Forse proprio per queste sua origine anti-intellettuale, Capra affida l’espressione delle sue idee quasi esclusivamente alla storia che racconta, senza fare troppo affidamento alla componente estetica, prendendo le distanze dai registi dell’epoca che esprimono la loro personalità artistica attraverso raffinati movimenti di camera e inquadrature ricercate. Il suo obbiettivo è il coinvolgimento emotivo del pubblico, per ottenere la maggiore identificazione possibile tra spettatore e quanto egli sceglie una rappresentazione il più aderente possibile alla realtà.

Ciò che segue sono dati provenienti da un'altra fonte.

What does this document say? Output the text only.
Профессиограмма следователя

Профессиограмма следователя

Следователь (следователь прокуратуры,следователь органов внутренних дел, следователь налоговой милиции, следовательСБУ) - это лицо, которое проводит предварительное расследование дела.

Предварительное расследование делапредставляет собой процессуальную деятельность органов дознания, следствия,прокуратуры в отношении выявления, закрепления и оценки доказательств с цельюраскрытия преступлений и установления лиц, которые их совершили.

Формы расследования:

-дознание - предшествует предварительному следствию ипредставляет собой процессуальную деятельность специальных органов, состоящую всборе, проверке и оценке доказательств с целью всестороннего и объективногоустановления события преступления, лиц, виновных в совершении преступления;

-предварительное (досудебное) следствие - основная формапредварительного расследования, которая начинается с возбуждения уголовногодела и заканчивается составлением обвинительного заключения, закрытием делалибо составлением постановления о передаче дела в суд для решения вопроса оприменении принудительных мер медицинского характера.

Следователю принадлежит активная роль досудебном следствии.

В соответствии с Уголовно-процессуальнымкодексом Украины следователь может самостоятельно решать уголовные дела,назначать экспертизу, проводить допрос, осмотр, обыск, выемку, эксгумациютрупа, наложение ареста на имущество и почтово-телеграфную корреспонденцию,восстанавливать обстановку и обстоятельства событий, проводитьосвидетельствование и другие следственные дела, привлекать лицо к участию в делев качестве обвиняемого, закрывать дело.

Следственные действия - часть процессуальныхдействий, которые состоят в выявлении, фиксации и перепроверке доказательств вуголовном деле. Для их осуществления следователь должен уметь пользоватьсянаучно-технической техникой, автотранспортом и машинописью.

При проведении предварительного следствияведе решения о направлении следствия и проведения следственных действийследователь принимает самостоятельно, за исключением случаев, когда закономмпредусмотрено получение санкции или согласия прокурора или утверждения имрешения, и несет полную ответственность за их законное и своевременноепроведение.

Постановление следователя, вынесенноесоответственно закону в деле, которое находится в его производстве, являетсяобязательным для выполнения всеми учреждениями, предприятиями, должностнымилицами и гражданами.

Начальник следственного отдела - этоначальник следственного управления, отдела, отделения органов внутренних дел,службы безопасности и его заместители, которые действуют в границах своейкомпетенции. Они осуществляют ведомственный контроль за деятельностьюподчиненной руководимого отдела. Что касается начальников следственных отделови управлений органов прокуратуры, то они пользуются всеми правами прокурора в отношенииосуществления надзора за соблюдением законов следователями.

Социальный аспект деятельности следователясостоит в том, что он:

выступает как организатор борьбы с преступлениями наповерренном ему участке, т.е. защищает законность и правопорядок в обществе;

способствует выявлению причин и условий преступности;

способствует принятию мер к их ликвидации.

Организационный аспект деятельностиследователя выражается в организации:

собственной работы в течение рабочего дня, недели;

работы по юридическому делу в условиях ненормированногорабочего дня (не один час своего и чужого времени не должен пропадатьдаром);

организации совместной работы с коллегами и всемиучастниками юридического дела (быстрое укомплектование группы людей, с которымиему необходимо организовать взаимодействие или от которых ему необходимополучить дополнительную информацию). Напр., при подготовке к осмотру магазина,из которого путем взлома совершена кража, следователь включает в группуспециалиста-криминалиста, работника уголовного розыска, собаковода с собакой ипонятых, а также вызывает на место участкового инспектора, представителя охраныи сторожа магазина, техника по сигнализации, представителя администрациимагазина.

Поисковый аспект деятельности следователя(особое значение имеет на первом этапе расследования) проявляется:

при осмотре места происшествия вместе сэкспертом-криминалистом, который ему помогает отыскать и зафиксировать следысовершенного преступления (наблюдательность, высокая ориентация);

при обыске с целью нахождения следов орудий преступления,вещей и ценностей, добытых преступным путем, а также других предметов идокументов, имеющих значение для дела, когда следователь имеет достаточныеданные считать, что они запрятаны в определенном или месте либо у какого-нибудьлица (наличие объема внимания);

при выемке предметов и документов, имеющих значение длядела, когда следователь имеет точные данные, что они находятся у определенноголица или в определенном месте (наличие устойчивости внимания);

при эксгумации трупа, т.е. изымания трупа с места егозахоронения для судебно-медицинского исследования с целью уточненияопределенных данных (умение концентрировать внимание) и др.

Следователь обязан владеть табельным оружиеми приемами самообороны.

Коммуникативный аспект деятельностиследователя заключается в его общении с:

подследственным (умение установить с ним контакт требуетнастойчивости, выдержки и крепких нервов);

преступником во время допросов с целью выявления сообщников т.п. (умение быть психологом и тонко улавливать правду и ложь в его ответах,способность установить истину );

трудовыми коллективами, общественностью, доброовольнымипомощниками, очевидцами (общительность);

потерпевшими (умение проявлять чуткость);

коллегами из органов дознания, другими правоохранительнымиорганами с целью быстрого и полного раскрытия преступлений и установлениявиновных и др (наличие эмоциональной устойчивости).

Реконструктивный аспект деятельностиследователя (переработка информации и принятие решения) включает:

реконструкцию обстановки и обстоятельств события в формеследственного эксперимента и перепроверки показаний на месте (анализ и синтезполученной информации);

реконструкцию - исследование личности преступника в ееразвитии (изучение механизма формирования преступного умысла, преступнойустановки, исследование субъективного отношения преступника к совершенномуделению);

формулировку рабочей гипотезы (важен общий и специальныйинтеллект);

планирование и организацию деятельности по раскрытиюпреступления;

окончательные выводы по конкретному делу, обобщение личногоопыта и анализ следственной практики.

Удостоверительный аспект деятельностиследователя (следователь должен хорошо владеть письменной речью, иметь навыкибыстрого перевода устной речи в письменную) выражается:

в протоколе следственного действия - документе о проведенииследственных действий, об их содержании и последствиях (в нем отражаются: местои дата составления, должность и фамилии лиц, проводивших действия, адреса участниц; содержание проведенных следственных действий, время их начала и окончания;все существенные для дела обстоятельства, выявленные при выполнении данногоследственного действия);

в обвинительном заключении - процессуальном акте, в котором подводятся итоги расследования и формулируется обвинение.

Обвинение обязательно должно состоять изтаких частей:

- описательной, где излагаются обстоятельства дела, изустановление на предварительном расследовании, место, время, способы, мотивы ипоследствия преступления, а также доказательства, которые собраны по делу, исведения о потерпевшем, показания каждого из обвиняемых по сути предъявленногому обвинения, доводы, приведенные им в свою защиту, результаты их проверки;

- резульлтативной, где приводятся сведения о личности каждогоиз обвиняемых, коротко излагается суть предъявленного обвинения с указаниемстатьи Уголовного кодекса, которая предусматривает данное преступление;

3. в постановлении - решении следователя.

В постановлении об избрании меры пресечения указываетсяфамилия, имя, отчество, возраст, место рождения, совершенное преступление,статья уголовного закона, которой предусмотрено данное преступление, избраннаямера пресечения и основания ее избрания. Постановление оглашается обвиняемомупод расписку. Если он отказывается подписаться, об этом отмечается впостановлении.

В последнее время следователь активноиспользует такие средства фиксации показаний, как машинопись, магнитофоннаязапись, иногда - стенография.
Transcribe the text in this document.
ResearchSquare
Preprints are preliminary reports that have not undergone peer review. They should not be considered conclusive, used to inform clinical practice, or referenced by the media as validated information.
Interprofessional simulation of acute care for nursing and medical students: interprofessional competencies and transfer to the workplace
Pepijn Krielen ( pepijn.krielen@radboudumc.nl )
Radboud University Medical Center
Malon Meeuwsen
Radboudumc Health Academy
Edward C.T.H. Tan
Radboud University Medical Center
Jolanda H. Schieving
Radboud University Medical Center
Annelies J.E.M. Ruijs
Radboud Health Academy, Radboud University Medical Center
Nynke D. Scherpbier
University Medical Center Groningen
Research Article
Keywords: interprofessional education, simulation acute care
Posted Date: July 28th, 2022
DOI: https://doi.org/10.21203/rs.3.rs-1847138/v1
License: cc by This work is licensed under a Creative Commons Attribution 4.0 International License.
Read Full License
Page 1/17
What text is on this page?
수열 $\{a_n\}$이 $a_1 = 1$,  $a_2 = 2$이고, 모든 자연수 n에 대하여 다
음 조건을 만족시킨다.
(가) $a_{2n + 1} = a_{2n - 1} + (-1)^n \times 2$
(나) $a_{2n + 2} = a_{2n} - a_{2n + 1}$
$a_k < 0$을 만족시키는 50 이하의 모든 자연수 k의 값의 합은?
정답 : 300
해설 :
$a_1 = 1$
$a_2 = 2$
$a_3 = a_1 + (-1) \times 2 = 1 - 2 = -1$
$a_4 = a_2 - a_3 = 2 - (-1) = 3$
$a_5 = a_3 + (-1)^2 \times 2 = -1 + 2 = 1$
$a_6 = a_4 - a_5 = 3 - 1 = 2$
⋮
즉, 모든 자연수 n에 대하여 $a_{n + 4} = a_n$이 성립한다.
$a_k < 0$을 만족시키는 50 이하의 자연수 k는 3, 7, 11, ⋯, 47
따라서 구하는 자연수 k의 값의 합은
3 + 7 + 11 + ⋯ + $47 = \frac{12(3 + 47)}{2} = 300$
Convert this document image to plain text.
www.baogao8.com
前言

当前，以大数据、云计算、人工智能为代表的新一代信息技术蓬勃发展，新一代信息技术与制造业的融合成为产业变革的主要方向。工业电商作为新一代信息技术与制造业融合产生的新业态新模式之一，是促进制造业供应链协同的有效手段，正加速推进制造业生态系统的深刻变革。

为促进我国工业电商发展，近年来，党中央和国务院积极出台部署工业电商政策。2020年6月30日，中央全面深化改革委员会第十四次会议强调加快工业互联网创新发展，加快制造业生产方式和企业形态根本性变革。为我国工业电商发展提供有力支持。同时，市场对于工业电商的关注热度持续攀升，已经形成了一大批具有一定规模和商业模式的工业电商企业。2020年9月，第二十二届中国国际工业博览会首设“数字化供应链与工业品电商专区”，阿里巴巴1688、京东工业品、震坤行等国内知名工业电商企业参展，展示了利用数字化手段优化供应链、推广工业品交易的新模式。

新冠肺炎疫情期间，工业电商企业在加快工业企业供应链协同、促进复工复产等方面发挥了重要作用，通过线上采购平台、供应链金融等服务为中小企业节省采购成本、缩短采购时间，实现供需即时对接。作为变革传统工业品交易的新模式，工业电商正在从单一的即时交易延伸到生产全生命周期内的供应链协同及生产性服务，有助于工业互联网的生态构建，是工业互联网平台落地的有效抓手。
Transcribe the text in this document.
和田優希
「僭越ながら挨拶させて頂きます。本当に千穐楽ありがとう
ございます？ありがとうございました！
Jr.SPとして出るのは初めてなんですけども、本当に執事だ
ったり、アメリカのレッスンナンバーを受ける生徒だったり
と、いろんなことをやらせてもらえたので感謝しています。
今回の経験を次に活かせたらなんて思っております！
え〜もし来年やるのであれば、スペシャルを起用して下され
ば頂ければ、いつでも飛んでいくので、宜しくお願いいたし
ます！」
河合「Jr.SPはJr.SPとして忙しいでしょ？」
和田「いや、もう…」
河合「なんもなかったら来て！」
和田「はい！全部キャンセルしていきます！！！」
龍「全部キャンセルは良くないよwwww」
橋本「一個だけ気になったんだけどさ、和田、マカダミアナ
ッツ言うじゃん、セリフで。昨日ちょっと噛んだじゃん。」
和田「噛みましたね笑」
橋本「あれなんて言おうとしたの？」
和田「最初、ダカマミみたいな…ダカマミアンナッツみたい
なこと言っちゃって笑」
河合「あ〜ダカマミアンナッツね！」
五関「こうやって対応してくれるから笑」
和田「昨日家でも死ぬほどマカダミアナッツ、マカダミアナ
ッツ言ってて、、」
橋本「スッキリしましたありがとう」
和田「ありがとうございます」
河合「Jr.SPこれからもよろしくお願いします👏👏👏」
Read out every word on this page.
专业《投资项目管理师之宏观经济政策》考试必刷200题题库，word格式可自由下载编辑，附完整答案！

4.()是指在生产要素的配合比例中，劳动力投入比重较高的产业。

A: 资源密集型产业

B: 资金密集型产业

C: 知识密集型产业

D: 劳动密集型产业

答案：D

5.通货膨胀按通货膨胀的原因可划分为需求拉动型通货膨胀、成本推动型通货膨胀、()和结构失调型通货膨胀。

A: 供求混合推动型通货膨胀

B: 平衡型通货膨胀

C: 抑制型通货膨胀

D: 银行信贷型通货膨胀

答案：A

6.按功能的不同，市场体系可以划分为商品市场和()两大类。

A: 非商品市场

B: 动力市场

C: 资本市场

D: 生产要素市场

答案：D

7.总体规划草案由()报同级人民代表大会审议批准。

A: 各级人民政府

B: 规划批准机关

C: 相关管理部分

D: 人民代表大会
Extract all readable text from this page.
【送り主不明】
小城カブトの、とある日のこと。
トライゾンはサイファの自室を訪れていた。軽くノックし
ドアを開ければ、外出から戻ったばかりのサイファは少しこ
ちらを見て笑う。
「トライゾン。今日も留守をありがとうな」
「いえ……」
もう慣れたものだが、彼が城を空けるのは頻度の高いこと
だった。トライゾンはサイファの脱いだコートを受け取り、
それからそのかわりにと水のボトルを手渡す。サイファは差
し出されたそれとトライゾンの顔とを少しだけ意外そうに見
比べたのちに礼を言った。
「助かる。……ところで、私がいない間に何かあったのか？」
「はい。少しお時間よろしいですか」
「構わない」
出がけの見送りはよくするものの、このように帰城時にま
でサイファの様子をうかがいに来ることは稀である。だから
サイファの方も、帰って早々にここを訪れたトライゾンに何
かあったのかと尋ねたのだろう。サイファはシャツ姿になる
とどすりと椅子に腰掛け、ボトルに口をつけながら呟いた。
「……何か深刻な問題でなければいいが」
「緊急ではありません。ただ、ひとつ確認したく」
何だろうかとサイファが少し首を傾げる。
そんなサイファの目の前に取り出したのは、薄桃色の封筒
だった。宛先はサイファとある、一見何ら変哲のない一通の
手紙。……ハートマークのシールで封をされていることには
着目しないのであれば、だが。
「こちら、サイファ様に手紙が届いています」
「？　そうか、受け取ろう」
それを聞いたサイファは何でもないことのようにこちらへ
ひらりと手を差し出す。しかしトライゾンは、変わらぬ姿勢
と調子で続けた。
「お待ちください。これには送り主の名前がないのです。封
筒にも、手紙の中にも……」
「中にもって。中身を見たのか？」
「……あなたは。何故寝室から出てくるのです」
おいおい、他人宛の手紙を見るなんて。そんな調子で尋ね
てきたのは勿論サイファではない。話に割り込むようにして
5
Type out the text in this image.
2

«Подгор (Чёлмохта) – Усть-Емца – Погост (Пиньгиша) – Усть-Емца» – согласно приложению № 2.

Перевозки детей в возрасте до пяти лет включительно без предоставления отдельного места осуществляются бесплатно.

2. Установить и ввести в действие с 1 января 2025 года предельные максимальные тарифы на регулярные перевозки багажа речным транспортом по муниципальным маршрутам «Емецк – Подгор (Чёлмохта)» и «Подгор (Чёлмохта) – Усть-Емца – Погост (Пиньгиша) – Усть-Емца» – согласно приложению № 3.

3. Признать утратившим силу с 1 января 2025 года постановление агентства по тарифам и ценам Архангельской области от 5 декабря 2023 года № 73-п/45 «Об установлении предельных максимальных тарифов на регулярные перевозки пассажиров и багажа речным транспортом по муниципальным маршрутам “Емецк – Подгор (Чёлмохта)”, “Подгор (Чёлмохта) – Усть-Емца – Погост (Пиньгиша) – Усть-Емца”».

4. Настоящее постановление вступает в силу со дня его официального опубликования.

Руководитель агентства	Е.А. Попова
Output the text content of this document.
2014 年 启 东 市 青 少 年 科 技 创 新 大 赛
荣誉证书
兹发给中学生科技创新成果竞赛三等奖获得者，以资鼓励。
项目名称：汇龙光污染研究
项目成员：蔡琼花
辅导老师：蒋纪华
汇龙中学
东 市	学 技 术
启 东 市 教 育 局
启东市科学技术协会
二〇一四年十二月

Terminato il film, la sensazione più vivida che rimane è quella di un ottimismo di fondo, tipico del cinema di Capra, rivolto soprattutto alla componente umana dell’esistenza che addolcisce la visione comunque amara della realtà che traspare dal ritratto di Bedford Falls che ci viene mostrato. Il male, incarnato da Potter, appare come qualcosa di necessario per far emergere il bene dalle persone, l’uomo medio prende le distanze da questo male e cerca in qualche modo di contrastarlo.  

Ad essere messo in risalto è il valore del singolo individuo, ogni essere umano, pur nelle sue difficoltà, nei suoi errori, nelle sue tragedie è in grado di generare del bene attraverso i suoi gesti. È questa importanza data alla singola persona che forse conferisce la grande carica emotiva che caratterizza questo film, ogni spettatore può quindi potenzialmente rivedersi in George Bailey e nell’impatto e nel valore positivo che egli ha nelle vite dei suoi cari, dando in questo modo dignità, possibilità e speranza di riscatto ad ogni esistenza.